Era Baru UPGRIS di Bawah Kepemimpinan Rektor Dr. Sapto Budoyo, S.H., M.H.

Universitas PGRI Semarang (UPGRIS) memasuki fase baru kepemimpinan setelah Dr. H. Sapto Budoyo, S.H., M.H., resmi dilantik sebagai Rektor UPGRIS periode 2026–2030. Pelantikan dilakukan dalam prosesi pengambilan sumpah jabatan yang digelar di gedung pusat UPGRIS, Sabtu (30/5/2026).

Pelantikan tersebut dihadiri jajaran Pengurus Besar PGRI, pimpinan Yayasan Pembina Lembaga Pendidikan Perguruan Tinggi (YPLPPT) PGRI Semarang, perwakilan LLDIKTI Wilayah VI Jawa Tengah, mitra strategis, hingga civitas akademika UPGRIS. Suasana berlangsung khidmat sejak awal hingga akhir acara.
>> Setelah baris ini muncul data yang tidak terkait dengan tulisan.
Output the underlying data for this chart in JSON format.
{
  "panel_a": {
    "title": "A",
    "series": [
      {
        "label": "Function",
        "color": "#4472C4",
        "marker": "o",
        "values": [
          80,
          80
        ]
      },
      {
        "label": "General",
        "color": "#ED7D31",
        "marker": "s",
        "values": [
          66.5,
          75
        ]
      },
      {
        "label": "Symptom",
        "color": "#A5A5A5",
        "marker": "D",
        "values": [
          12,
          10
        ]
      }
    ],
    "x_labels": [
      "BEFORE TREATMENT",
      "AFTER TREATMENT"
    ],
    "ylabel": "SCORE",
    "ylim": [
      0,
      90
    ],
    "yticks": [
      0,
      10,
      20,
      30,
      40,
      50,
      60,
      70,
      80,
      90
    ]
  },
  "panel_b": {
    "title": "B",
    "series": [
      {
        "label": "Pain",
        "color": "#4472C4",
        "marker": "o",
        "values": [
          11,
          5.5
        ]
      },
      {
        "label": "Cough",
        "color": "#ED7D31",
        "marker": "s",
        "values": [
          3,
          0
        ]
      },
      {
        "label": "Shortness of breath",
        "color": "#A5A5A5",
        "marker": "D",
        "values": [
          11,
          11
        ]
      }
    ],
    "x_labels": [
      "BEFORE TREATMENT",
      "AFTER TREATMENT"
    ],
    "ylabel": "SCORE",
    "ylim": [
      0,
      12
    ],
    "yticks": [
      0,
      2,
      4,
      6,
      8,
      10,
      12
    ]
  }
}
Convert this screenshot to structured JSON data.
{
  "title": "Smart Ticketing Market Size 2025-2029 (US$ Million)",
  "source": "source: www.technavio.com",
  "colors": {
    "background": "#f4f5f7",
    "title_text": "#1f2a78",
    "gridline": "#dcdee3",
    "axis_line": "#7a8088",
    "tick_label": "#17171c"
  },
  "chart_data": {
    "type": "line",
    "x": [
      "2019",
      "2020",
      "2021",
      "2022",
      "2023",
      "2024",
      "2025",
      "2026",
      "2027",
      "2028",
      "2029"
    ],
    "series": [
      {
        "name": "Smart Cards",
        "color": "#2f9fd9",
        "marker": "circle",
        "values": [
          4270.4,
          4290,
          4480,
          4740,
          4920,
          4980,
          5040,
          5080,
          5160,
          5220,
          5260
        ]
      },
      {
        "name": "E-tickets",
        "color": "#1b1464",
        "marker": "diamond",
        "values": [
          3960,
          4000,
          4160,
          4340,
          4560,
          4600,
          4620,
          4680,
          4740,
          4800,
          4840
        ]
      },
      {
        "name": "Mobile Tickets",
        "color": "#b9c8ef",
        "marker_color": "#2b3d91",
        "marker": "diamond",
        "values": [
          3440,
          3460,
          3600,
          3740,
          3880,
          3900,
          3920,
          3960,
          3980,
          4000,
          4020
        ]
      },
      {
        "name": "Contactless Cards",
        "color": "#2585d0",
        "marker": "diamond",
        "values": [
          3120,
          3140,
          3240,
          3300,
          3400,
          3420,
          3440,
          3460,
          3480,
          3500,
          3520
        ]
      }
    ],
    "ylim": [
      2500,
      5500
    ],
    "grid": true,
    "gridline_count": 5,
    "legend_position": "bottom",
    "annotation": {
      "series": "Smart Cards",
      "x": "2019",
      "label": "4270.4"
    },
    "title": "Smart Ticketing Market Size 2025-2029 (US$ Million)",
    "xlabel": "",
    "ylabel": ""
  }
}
Sapto Budoyo sebelumnya menjabat sebagai Wakil Rektor III Bidang Kemahasiswaan dan Alumni. Ia menjadi calon rektor tunggal setelah melewati rangkaian tahapan seleksi, termasuk penyampaian visi, misi, serta program kerja di hadapan senat akademik universitas.

Dalam kepemimpinan baru ini, Sapto menggantikan Dr. Hj. Sri Suciati, M.Hum., yang menuntaskan masa jabatannya dengan capaian penting berupa raihan akreditasi institusi “Unggul” bagi UPGRIS. Capaian tersebut dinilai menjadi fondasi penting bagi pengembangan kampus pada periode berikutnya.

Usai dilantik, Sapto menegaskan komitmennya untuk melanjutkan berbagai capaian positif yang telah dibangun oleh pimpinan sebelumnya. Menurut dia, perguruan tinggi perlu bergerak cepat menghadapi perubahan kebijakan pendidikan tinggi dan dinamika global yang terus berkembang.

“Perjalanan UPGRIS dari masa ke masa telah menunjukkan lompatan besar. Tugas kami saat ini, dengan amanah yang telah diberikan, adalah melanjutkan fondasi keunggulan institusi ini, mempertajam reputasi akademik di kancah nasional, serta menapakkan kaki menuju rekognisi internasional,” ujarnya.

Ia juga menyoroti pentingnya kesiapan perguruan tinggi dalam menghadapi era digitalisasi. Menurut Sapto, transformasi teknologi harus berjalan beriringan dengan penguatan karakter dan nilai kebangsaan.

“Tantangan ke depan bukan lagi soal siapa yang paling kuat, melainkan siapa yang paling cepat beradaptasi dengan kemajuan teknologi. Namun, transformasi digital di UPGRIS harus tetap berjalan selaras dengan penguatan karakter, nilai-nilai kebangsaan, dan budi pekerti yang luhur agar lulusan kita tidak hanya cerdas secara intelektual, tetapi juga berintegritas,” kata dia.

Pelantikan rektor baru tersebut menjadi titik awal pelaksanaan berbagai program kerja UPGRIS untuk empat tahun mendatang. Pihak kampus berharap kepemimpinan baru mampu menjaga kesinambungan prestasi sekaligus memperkuat posisi universitas di tingkat nasional maupun internasional.

Rangkaian acara ditutup dengan pemberian ucapan selamat kepada rektor terpilih dan sesi foto bersama seluruh tamu undangan serta pimpinan universitas.